My blog has lain rather fallow these past weeks. Not for want of stuff to write about, or even time if I’m honest. And it’s not that I haven’t been writing, either – I’ve been doing rather a lot of that, but nothing that would be appropriate or sensible to publish. It’s not been a very fun time lately, and my blog has been very far down the list of things to occupy myself with. In my more melodramatic moments I have thought about taking it down altogether, but I didn’t give into that – so here we are!
It’s been nearly three months now that my relationship ended, and whilst I could easily write a very long agonising post dissecting the sadness and sorrow of it all, you’ll all be relieved to hear I won’t. I’ll just say that it’s been really fucking sad and I’m listening to a lot of Jacques Brel and crying at films and TV ads and feeling sorry for myself right now, but as I wrote in the last entry there are also lots of good things in my life so there is no need to be unduly concerned about my welfare.
So let’s focus on the beginnings bit instead. Since late April I’ve been working with Fabrica and enjoying getting to know yet another of Brighton’s iconic arts organisations. My commute is at an all-time low at just under four minutes, so I can even go home in my lunch break. More importantly, the team there are lovely and talented and all the things I mentioned in my last post about working in the arts very much apply. It’s a small organisation and everyone works part time, which makes for an interesting work dynamic and also interesting people as most of them do pretty cool stuff the rest of the time, from managing the Brighton Digital Festival to DJing to producing video art.

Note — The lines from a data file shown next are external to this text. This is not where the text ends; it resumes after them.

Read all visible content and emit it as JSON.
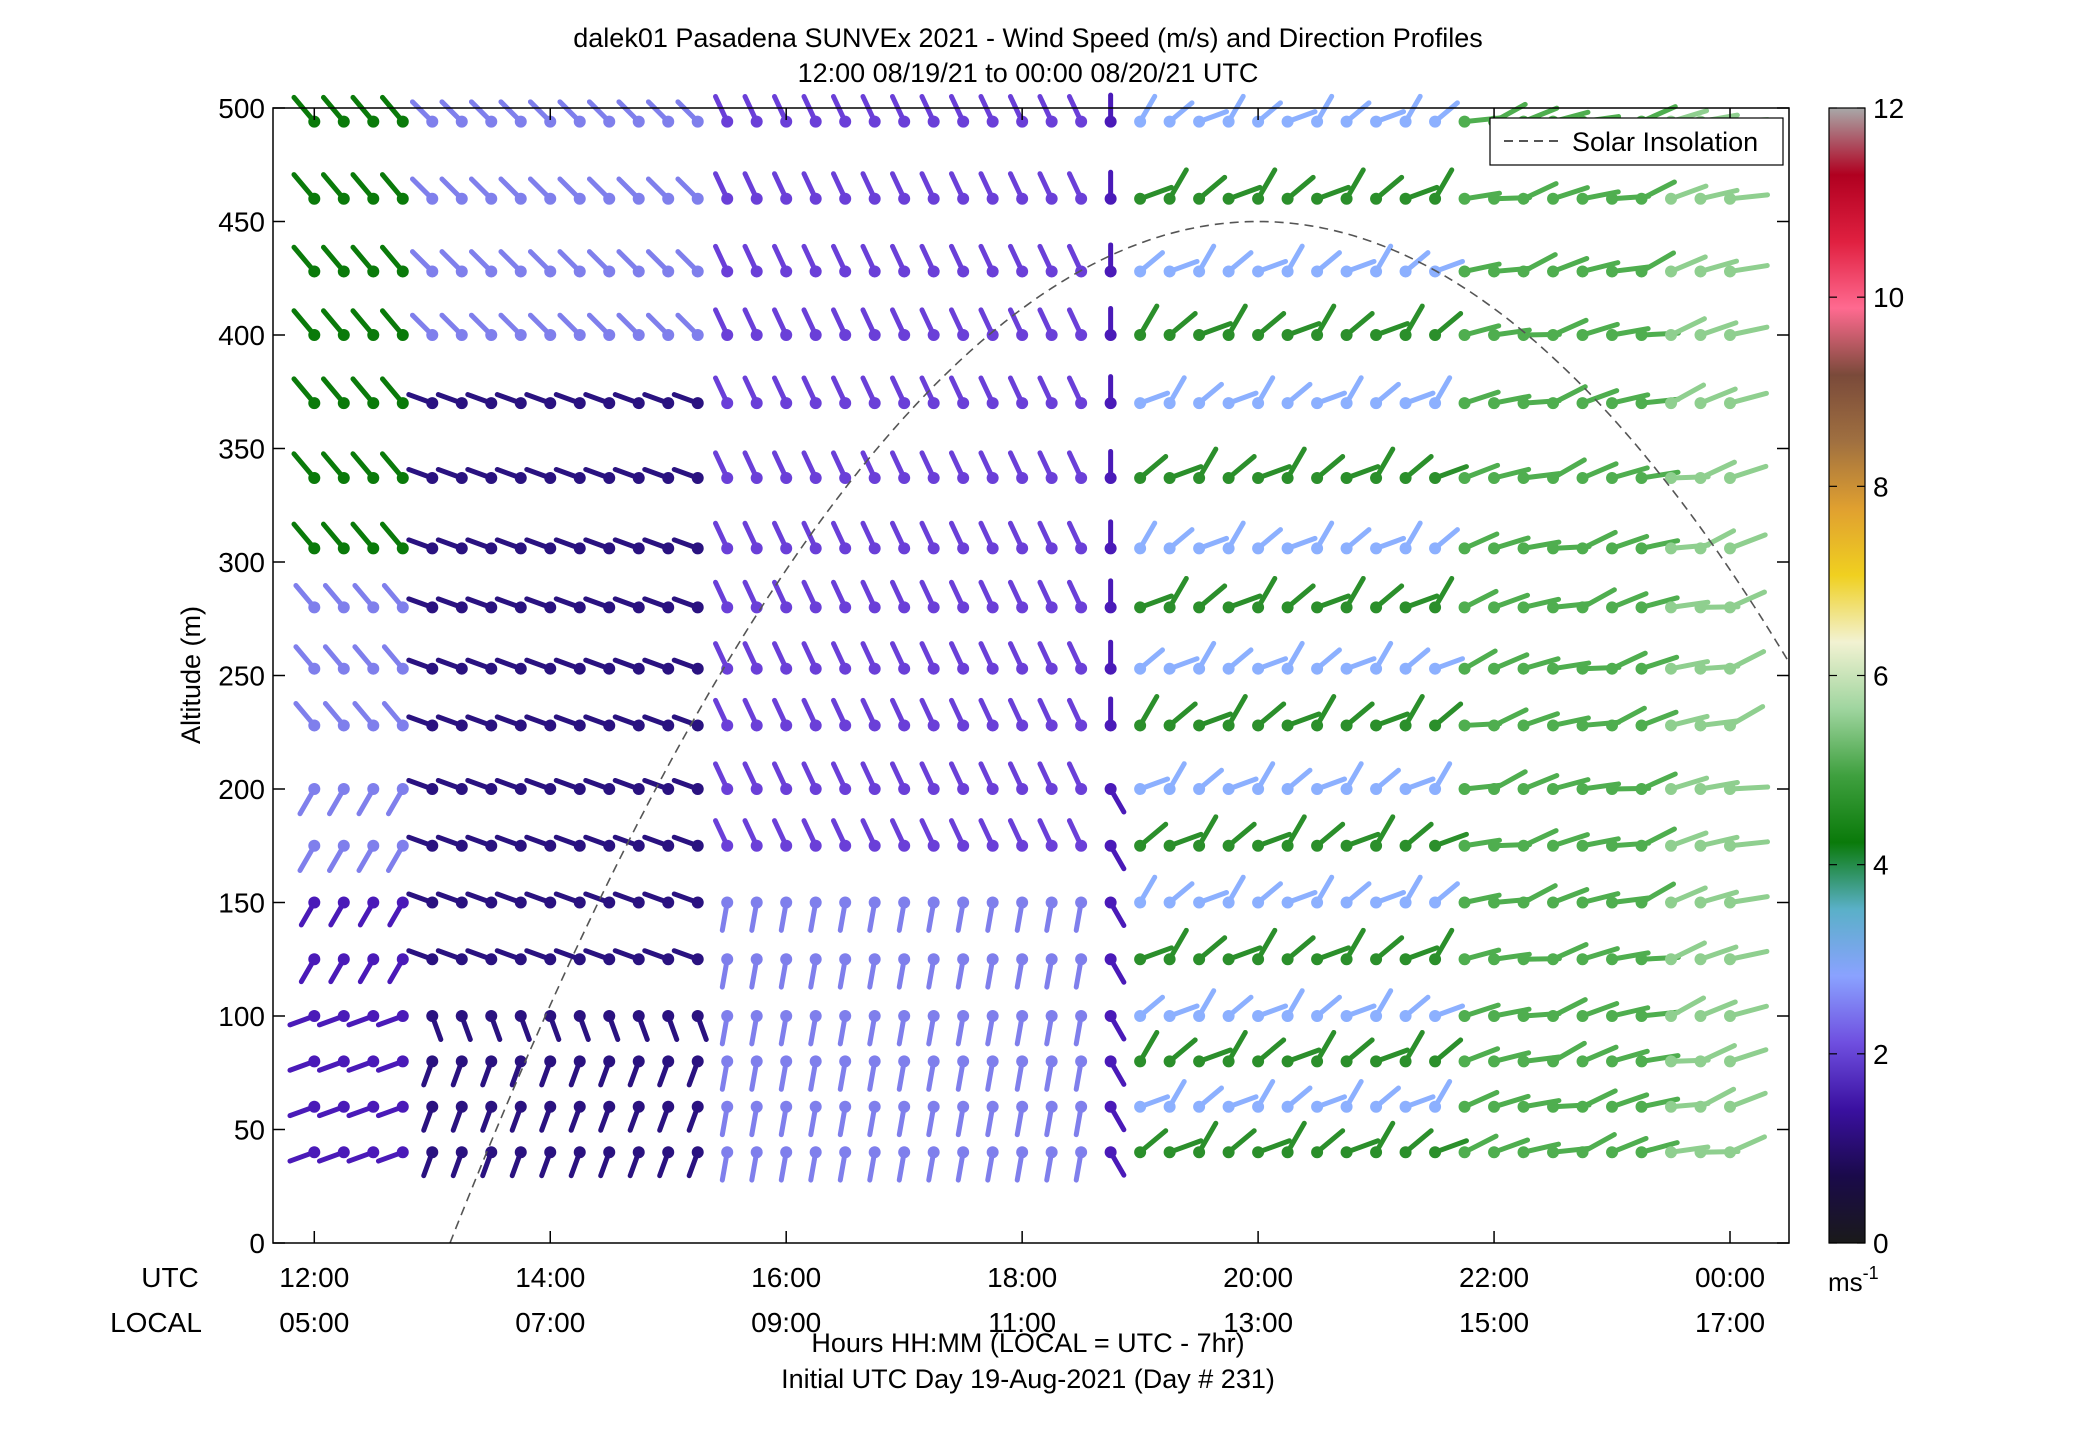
{
  "figure": {
    "title_line1": "dalek01 Pasadena SUNVEx 2021 - Wind Speed (m/s) and Direction Profiles",
    "title_line2": "12:00 08/19/21 to 00:00 08/20/21  UTC",
    "ylabel": "Altitude (m)",
    "row_label_utc": "UTC",
    "row_label_local": "LOCAL",
    "xlabel_line1": "Hours HH:MM  (LOCAL = UTC - 7hr)",
    "xlabel_line2": "Initial UTC Day 19-Aug-2021 (Day # 231)",
    "colorbar_unit": "ms",
    "colorbar_unit_exp": "-1",
    "legend_label": "Solar Insolation"
  },
  "chart_data": {
    "type": "wind-barb-profile",
    "title": "dalek01 Pasadena SUNVEx 2021 - Wind Speed (m/s) and Direction Profiles",
    "subtitle": "12:00 08/19/21 to 00:00 08/20/21  UTC",
    "ylabel": "Altitude (m)",
    "xlabel": "Hours HH:MM  (LOCAL = UTC - 7hr)",
    "ylim": [
      0,
      500
    ],
    "yticks": [
      0,
      50,
      100,
      150,
      200,
      250,
      300,
      350,
      400,
      450,
      500
    ],
    "xlim_hours_utc": [
      11.65,
      24.5
    ],
    "xticks_utc": [
      "12:00",
      "14:00",
      "16:00",
      "18:00",
      "20:00",
      "22:00",
      "00:00"
    ],
    "xticks_local": [
      "05:00",
      "07:00",
      "09:00",
      "11:00",
      "13:00",
      "15:00",
      "17:00"
    ],
    "colorbar": {
      "range": [
        0,
        12
      ],
      "ticks": [
        0,
        2,
        4,
        6,
        8,
        10,
        12
      ],
      "unit": "ms-1",
      "colors": [
        "#1a1a1a",
        "#1a0a4a",
        "#3a10a0",
        "#6f4fe0",
        "#8aa2ff",
        "#5ab0c8",
        "#0a7a0a",
        "#3fa03f",
        "#9fd59f",
        "#f2f2d2",
        "#f0d020",
        "#e0a030",
        "#a07040",
        "#7a4a3a",
        "#ff6a90",
        "#e02040",
        "#b00020",
        "#a8a8a8"
      ]
    },
    "altitudes_m": [
      40,
      60,
      80,
      100,
      125,
      150,
      175,
      200,
      228,
      253,
      280,
      306,
      337,
      370,
      400,
      428,
      460,
      494
    ],
    "times_start_utc_hours": 12.0,
    "times_step_hours": 0.25,
    "times_count": 49,
    "legend": [
      {
        "label": "Solar Insolation",
        "style": "dashed",
        "color": "#555555",
        "position": "top-right"
      }
    ],
    "solar_insolation_curve": {
      "start_hour_utc": 13.15,
      "peak_hour_utc": 20.0,
      "peak_altitude_m": 450,
      "end_hour_utc": 26.85
    }
  }
}
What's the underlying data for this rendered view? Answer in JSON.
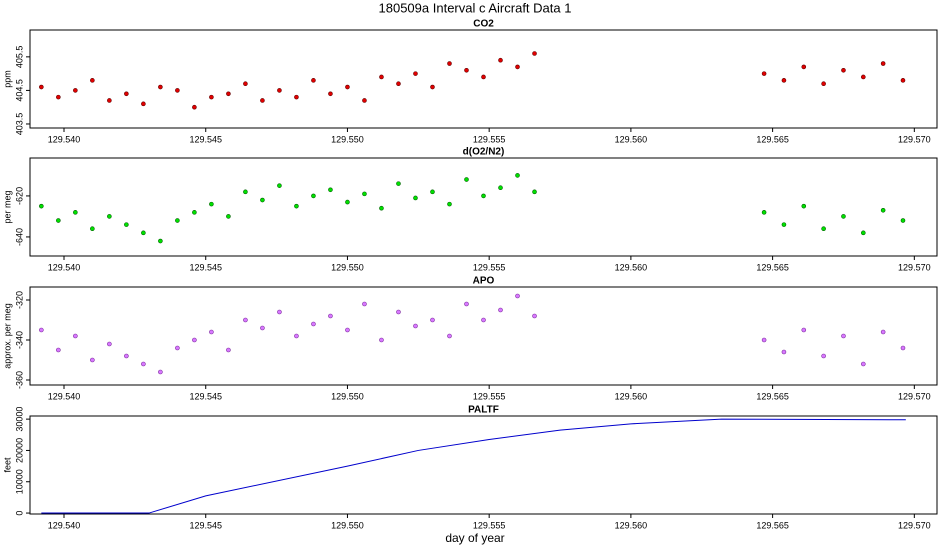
{
  "title": "180509a   Interval c Aircraft Data 1",
  "xlabel": "day of year",
  "chart_data": [
    {
      "type": "scatter",
      "title": "CO2",
      "ylabel": "ppm",
      "color": "#e00000",
      "edge": "#600000",
      "xlim": [
        129.5388,
        129.5708
      ],
      "ylim": [
        403.38,
        406.3
      ],
      "xticks": [
        {
          "value": 129.54,
          "label": "129.540"
        },
        {
          "value": 129.545,
          "label": "129.545"
        },
        {
          "value": 129.55,
          "label": "129.550"
        },
        {
          "value": 129.555,
          "label": "129.555"
        },
        {
          "value": 129.56,
          "label": "129.560"
        },
        {
          "value": 129.565,
          "label": "129.565"
        },
        {
          "value": 129.57,
          "label": "129.570"
        }
      ],
      "yticks": [
        403.5,
        404.5,
        405.5
      ],
      "x": [
        129.5392,
        129.5398,
        129.5404,
        129.541,
        129.5416,
        129.5422,
        129.5428,
        129.5434,
        129.544,
        129.5446,
        129.5452,
        129.5458,
        129.5464,
        129.547,
        129.5476,
        129.5482,
        129.5488,
        129.5494,
        129.55,
        129.5506,
        129.5512,
        129.5518,
        129.5524,
        129.553,
        129.5536,
        129.5542,
        129.5548,
        129.5554,
        129.556,
        129.5566,
        129.5647,
        129.5654,
        129.5661,
        129.5668,
        129.5675,
        129.5682,
        129.5689,
        129.5696
      ],
      "values": [
        404.6,
        404.3,
        404.5,
        404.8,
        404.2,
        404.4,
        404.1,
        404.6,
        404.5,
        404.0,
        404.3,
        404.4,
        404.7,
        404.2,
        404.5,
        404.3,
        404.8,
        404.4,
        404.6,
        404.2,
        404.9,
        404.7,
        405.0,
        404.6,
        405.3,
        405.1,
        404.9,
        405.4,
        405.2,
        405.6,
        405.0,
        404.8,
        405.2,
        404.7,
        405.1,
        404.9,
        405.3,
        404.8
      ]
    },
    {
      "type": "scatter",
      "title": "d(O2/N2)",
      "ylabel": "per meg",
      "color": "#00e000",
      "edge": "#006000",
      "xlim": [
        129.5388,
        129.5708
      ],
      "ylim": [
        -649.3,
        -601.5
      ],
      "xticks": [
        {
          "value": 129.54,
          "label": "129.540"
        },
        {
          "value": 129.545,
          "label": "129.545"
        },
        {
          "value": 129.55,
          "label": "129.550"
        },
        {
          "value": 129.555,
          "label": "129.555"
        },
        {
          "value": 129.56,
          "label": "129.560"
        },
        {
          "value": 129.565,
          "label": "129.565"
        },
        {
          "value": 129.57,
          "label": "129.570"
        }
      ],
      "yticks": [
        -640,
        -620
      ],
      "x": [
        129.5392,
        129.5398,
        129.5404,
        129.541,
        129.5416,
        129.5422,
        129.5428,
        129.5434,
        129.544,
        129.5446,
        129.5452,
        129.5458,
        129.5464,
        129.547,
        129.5476,
        129.5482,
        129.5488,
        129.5494,
        129.55,
        129.5506,
        129.5512,
        129.5518,
        129.5524,
        129.553,
        129.5536,
        129.5542,
        129.5548,
        129.5554,
        129.556,
        129.5566,
        129.5647,
        129.5654,
        129.5661,
        129.5668,
        129.5675,
        129.5682,
        129.5689,
        129.5696
      ],
      "values": [
        -625,
        -632,
        -628,
        -636,
        -630,
        -634,
        -638,
        -642,
        -632,
        -628,
        -624,
        -630,
        -618,
        -622,
        -615,
        -625,
        -620,
        -617,
        -623,
        -619,
        -626,
        -614,
        -621,
        -618,
        -624,
        -612,
        -620,
        -616,
        -610,
        -618,
        -628,
        -634,
        -625,
        -636,
        -630,
        -638,
        -627,
        -632
      ]
    },
    {
      "type": "scatter",
      "title": "APO",
      "ylabel": "approx. per meg",
      "color": "#d878ff",
      "edge": "#7a2a9a",
      "xlim": [
        129.5388,
        129.5708
      ],
      "ylim": [
        -362.5,
        -313.5
      ],
      "xticks": [
        {
          "value": 129.54,
          "label": "129.540"
        },
        {
          "value": 129.545,
          "label": "129.545"
        },
        {
          "value": 129.55,
          "label": "129.550"
        },
        {
          "value": 129.555,
          "label": "129.555"
        },
        {
          "value": 129.56,
          "label": "129.560"
        },
        {
          "value": 129.565,
          "label": "129.565"
        },
        {
          "value": 129.57,
          "label": "129.570"
        }
      ],
      "yticks": [
        -360,
        -340,
        -320
      ],
      "x": [
        129.5392,
        129.5398,
        129.5404,
        129.541,
        129.5416,
        129.5422,
        129.5428,
        129.5434,
        129.544,
        129.5446,
        129.5452,
        129.5458,
        129.5464,
        129.547,
        129.5476,
        129.5482,
        129.5488,
        129.5494,
        129.55,
        129.5506,
        129.5512,
        129.5518,
        129.5524,
        129.553,
        129.5536,
        129.5542,
        129.5548,
        129.5554,
        129.556,
        129.5566,
        129.5647,
        129.5654,
        129.5661,
        129.5668,
        129.5675,
        129.5682,
        129.5689,
        129.5696
      ],
      "values": [
        -335,
        -345,
        -338,
        -350,
        -342,
        -348,
        -352,
        -356,
        -344,
        -340,
        -336,
        -345,
        -330,
        -334,
        -326,
        -338,
        -332,
        -328,
        -335,
        -322,
        -340,
        -326,
        -333,
        -330,
        -338,
        -322,
        -330,
        -325,
        -318,
        -328,
        -340,
        -346,
        -335,
        -348,
        -338,
        -352,
        -336,
        -344
      ]
    },
    {
      "type": "line",
      "title": "PALTF",
      "ylabel": "feet",
      "color": "#0000cc",
      "xlim": [
        129.5388,
        129.5708
      ],
      "ylim": [
        -300,
        31000
      ],
      "xticks": [
        {
          "value": 129.54,
          "label": "129.540"
        },
        {
          "value": 129.545,
          "label": "129.545"
        },
        {
          "value": 129.55,
          "label": "129.550"
        },
        {
          "value": 129.555,
          "label": "129.555"
        },
        {
          "value": 129.56,
          "label": "129.560"
        },
        {
          "value": 129.565,
          "label": "129.565"
        },
        {
          "value": 129.57,
          "label": "129.570"
        }
      ],
      "yticks": [
        0,
        10000,
        20000,
        30000
      ],
      "x": [
        129.5392,
        129.543,
        129.545,
        129.55,
        129.5525,
        129.555,
        129.5575,
        129.56,
        129.5632,
        129.5697
      ],
      "values": [
        0,
        0,
        5500,
        15000,
        20000,
        23500,
        26500,
        28500,
        30000,
        29800
      ]
    }
  ]
}
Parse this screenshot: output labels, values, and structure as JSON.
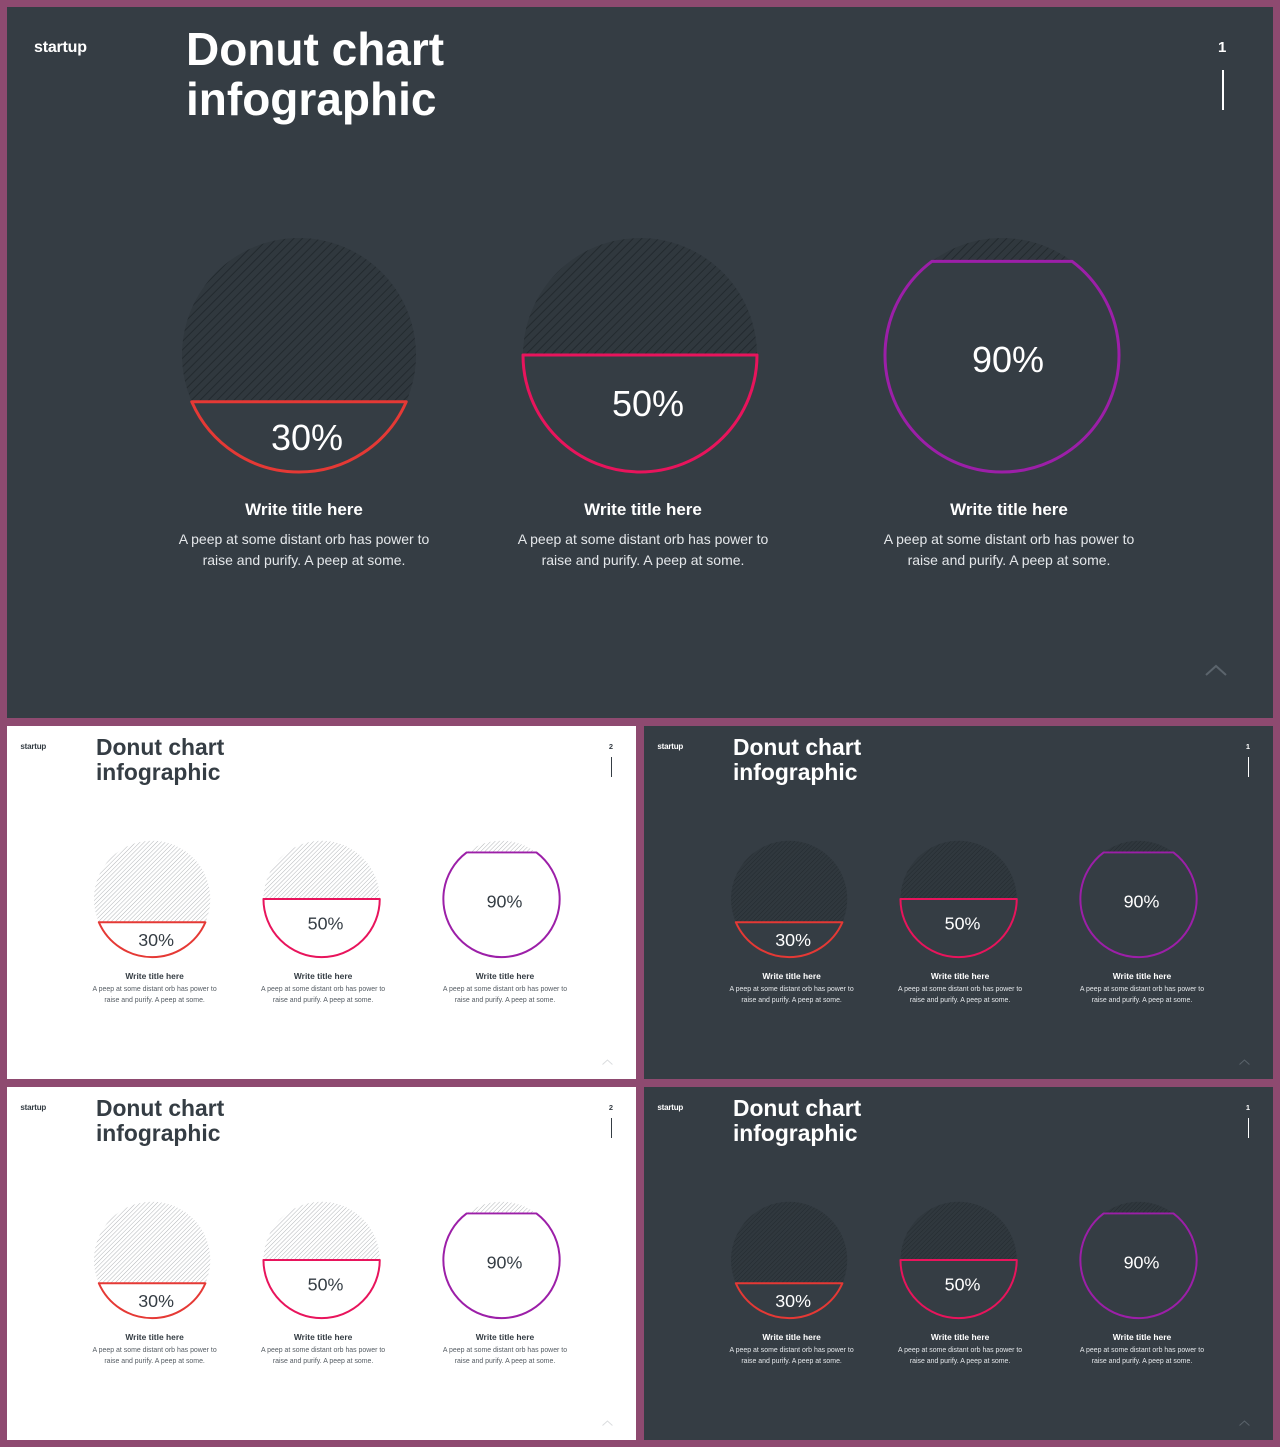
{
  "brand": "startup",
  "title_line1": "Donut chart",
  "title_line2": "infographic",
  "chart_data": {
    "type": "pie",
    "categories": [
      "30%",
      "50%",
      "90%"
    ],
    "values": [
      30,
      50,
      90
    ],
    "colors": [
      "#e53935",
      "#e8145c",
      "#9c1fa8"
    ]
  },
  "items": [
    {
      "value_label": "30%",
      "title": "Write title here",
      "desc_line1": "A peep at some distant orb has power to",
      "desc_line2": "raise and purify. A peep at some."
    },
    {
      "value_label": "50%",
      "title": "Write title here",
      "desc_line1": "A peep at some distant orb has power to",
      "desc_line2": "raise and purify. A peep at some."
    },
    {
      "value_label": "90%",
      "title": "Write title here",
      "desc_line1": "A peep at some distant orb has power to",
      "desc_line2": "raise and purify. A peep at some."
    }
  ],
  "slides": [
    {
      "theme": "dark",
      "page": "1"
    },
    {
      "theme": "light",
      "page": "2"
    },
    {
      "theme": "dark",
      "page": "1"
    },
    {
      "theme": "light",
      "page": "2"
    },
    {
      "theme": "dark",
      "page": "1"
    }
  ],
  "colors": {
    "frame": "#8e4a70",
    "dark_bg": "#353d44",
    "light_bg": "#ffffff"
  },
  "icons": {
    "corner": "chevron-up-icon"
  }
}
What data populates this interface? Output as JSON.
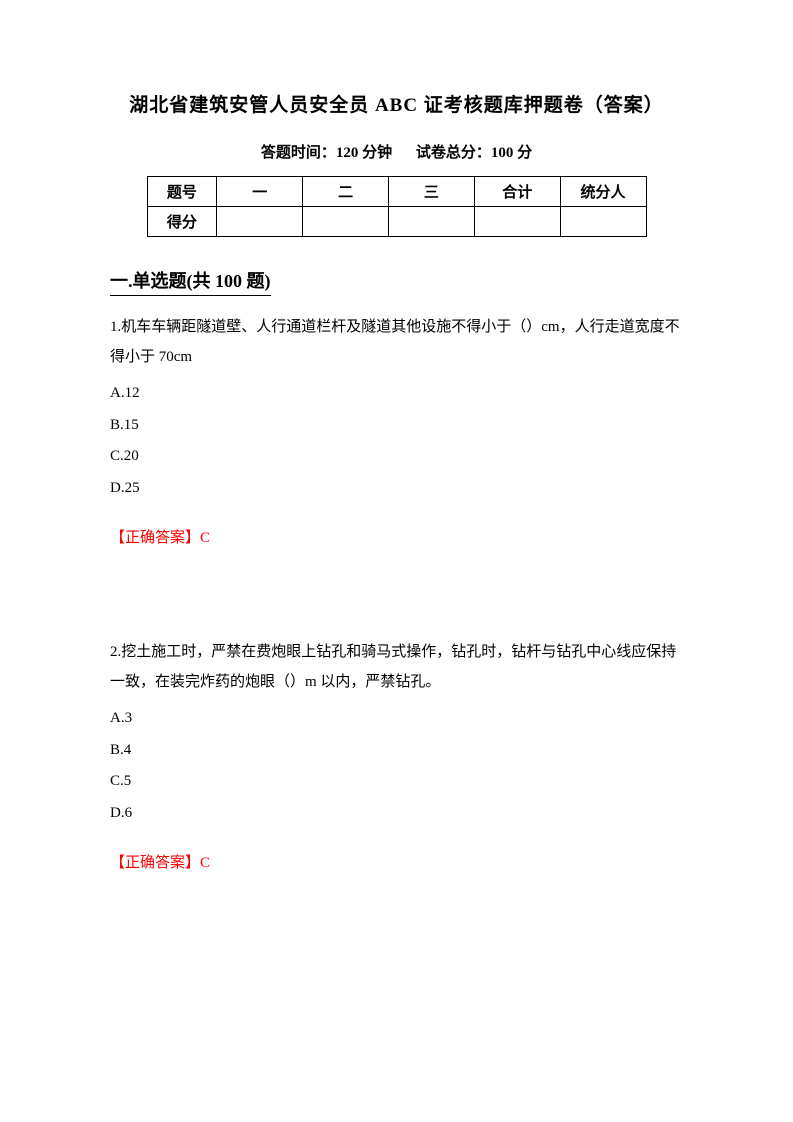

My role at Fabrica has the dual purpose of Generally Managing Stuff and making the organisation more financially resilient. Both these things at times appear somewhat daunting – I had never been responsible for a 200-year-old building, for starters – but at the same time there are many opportunities to make a difference which is exciting. It’s very useful for me to get a proper insight into how an arts charity operates and also very good to be able to come into an organisation with clear objectives and expectations of what I need to do. The job feels in many ways like the culmination of everything I have worked towards over the past two years, calling equally on the business experience I shored up in my previous career and my (still evolving) knowledge of the arts sector and arts fundraising.
And, after two years working freelance, my new role is permanent and feeling a bit more settled is something I was ready for. I am still with South East Dance the remaining two days of my week and I realise again how good it is to work for different organisations. It means you can keep sharing ideas and applying the things you learn in a different context, plus you don’t get bored.
So, all in all I feel really rather lucky in terms of work and, as I said in my last post, it does contribute massively to just keeping me on my feet right now. Brighton in May also offers plenty of opportunities for distraction of course and I well and truly hurled myself into it this year, seeing a total of 17 Festival events and three Fringe shows so far (there are still a few days of Fringe to go…). All this with varying success at capturing my attention, incidentally: as it turns out, watching Laurie Anderson noodle soporifically for two hours did not do the trick and neither did Akram Khan’s latest work, however technically accomplished and beautifully staged it was. Even during things I really appreciated and loved, like Belgian theatre group Berlin’s beautiful documentary/performance about Chernobyl, my mind wandered all over the place like a disobedient child.
Three things really stood out for me: one being, of course, Operation Black Antler by Blast Theory and Hydrocracker, a meticulously choreographed, thought-provoking and unsettling piece of immersive theatre. I also hugely enjoyed seeing Nederlands Dans Theater 2 again for the first time since I was (probably) about 17 – even though Paul Lightfoot’s choreography has clearly not moved on an awful lot since then, his first piece was just kind of nostalgic for me and their final piece, Cacti by Alexander Ekman, was just a mind-blowing, riotous whirlwind of excellence. The third thing that I really got lost in was Shakespeare’s Globe at Brighton Open Air Theatre on the last Friday night of the Festival – a superbly put together production of The Two Gentlemen of Verona with clever staging and fantastic actors. To be fair, the fact that it was a beautifully sunny Friday evening, with exuberant birdsong all around, and that I consumed over an entire bottle of Prosecco during the play, may have contributed both to my enjoyment and to my increasingly less precise understanding of the plot.
The other new beginning is that I have a flatmate! Having not lived with people I have not been in a relationship with since I was 23, this is definitely newsworthy. It took me a while to find someone and I did briefly go down the SpareRoom/Gumtree route which was a little scary. I managed to avoid any Shallow Grave scenarios though as my South East Dance colleague Rowena turned out to be looking for a place and she moved in this Bank Holiday Sunday. Rowena eats a lot of peanut butter, dances with a local Charleston troupe and occasionally does handstands in the office. She has already contributed a Tom Selleck fridge magnet to the household, as well as a fair few Bruce Springsteen records, so things can only go from strength to strength I reckon.
It is definitely a time of gritting my teeth right now. But rather than giving in too much to the existential angst that comes with being a single woman in my mid-thirties, I’m trying to heed what Jacques said: voici venu le temps de vivre; voici venu le temps d’aimer.